After all, CIA Director Michael Hayden had confirmed publicly on Tuesday that Khalid Sheikh Mohammed and two other "high-value" detainees had been waterboarded in 2002-2003, though Hayden added that the technique has since been discontinued.
An extreme form of interrogation going back at least as far as the Spanish Inquisition, waterboarding has been condemned as torture by just about everyone-except the hired legal hands of the Bush administration.
On Wednesday President Bush's spokesman Tony Fratto revealed that the White House reserves the right to approve waterboarding again, "depending on the circumstances." Fratto matter-of-factly described the process still followed by the Bush administration to approve torture-er; I mean, "enhanced interrogation techniques" like waterboarding:
"The process includes the director of the Central Intelligence Agency bringing the proposal to the attorney general, where the review would be conducted to determine if the plan would be legal and effective. At that point, the proposal would go to the president. The president would listen to the determination of his advisers and make a decision."
Dissing Congress
Cheney's task of reassuring us about our "decency" was made no easier Thursday, when Attorney General Michael Mukasey stonewalled questions from the hapless John Conyers, titular chair of the House Judiciary Committee. Conyers tried, and failed, to get straight answers from Mukasey on torture.

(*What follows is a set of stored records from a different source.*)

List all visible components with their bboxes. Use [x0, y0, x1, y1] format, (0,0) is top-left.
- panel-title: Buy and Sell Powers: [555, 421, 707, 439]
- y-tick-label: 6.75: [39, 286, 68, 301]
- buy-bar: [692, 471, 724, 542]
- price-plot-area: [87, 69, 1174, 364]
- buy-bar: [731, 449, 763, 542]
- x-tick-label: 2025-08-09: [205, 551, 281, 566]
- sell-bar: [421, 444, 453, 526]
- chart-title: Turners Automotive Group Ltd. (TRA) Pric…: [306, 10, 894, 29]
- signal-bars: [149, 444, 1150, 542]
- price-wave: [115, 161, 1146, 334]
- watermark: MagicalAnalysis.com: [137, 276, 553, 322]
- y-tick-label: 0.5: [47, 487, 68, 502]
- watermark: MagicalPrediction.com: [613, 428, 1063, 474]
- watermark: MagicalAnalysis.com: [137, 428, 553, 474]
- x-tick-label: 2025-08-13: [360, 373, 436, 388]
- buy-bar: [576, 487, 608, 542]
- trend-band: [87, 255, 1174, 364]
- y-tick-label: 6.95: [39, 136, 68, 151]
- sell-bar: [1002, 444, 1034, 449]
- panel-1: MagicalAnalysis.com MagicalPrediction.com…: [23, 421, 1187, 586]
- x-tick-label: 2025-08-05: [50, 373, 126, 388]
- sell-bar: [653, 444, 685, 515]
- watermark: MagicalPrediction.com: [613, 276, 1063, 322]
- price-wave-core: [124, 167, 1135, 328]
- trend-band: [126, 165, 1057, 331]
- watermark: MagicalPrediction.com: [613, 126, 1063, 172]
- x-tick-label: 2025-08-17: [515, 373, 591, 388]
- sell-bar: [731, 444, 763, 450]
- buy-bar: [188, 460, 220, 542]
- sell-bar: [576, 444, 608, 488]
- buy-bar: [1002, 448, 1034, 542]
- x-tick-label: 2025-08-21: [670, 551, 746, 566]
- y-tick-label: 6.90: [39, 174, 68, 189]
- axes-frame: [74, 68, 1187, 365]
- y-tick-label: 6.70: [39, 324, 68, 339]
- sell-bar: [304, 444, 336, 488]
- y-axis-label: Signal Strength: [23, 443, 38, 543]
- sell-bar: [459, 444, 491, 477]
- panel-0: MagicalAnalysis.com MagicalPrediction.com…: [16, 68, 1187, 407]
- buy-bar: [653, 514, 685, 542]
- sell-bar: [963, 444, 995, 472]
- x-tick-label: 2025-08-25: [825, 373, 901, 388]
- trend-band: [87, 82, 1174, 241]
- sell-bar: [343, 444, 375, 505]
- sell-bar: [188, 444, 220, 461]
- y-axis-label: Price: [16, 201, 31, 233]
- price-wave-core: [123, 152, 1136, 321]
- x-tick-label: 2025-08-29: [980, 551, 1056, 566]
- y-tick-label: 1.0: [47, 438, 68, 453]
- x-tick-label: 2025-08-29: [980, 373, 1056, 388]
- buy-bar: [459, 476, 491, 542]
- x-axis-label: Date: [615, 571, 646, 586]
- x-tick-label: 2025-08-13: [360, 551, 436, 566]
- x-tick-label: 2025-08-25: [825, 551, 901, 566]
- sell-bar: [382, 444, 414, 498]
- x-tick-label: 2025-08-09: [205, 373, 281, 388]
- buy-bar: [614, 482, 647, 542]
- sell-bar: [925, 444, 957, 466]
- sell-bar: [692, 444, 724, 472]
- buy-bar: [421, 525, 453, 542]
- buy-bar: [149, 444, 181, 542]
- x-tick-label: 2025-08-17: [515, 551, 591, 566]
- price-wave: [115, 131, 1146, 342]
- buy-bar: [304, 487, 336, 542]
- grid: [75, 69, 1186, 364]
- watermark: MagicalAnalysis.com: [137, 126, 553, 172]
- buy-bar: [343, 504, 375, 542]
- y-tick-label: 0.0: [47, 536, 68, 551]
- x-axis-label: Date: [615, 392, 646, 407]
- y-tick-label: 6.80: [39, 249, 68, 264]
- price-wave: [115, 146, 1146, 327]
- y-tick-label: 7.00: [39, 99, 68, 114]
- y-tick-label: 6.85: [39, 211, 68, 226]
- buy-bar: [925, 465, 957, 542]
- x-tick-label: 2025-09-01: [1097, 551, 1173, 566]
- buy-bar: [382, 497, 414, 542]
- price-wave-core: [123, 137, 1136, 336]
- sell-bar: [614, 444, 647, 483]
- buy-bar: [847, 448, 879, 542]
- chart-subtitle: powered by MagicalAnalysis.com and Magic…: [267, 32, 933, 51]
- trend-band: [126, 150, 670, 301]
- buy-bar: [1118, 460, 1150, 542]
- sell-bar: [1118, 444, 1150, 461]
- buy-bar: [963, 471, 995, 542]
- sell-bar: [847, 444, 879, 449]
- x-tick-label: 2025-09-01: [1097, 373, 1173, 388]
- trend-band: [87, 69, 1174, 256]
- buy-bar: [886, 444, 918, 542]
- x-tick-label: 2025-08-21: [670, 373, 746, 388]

Conyers referred to Hayden's admission about waterboarding and branded the practice "odious." But Mukasey seemed to take perverse delight in "dissing" Conyers, as the expression goes in inner city Washington. Sadly, the tired chairman took the disrespect stoically.
He did summon the courage to ask Attorney General Mukasey directly, "Are you ready to start a criminal investigation into whether this confirmed use of waterboarding by U.S. agents was illegal?"
"No, I am not," Mukasey answered.
Mukasey claimed "waterboarding was found to be permissible under the law as it existed" in the years immediately after 9/11; thus, the Justice Department could not investigate someone for doing something the department had declared legal. Got that?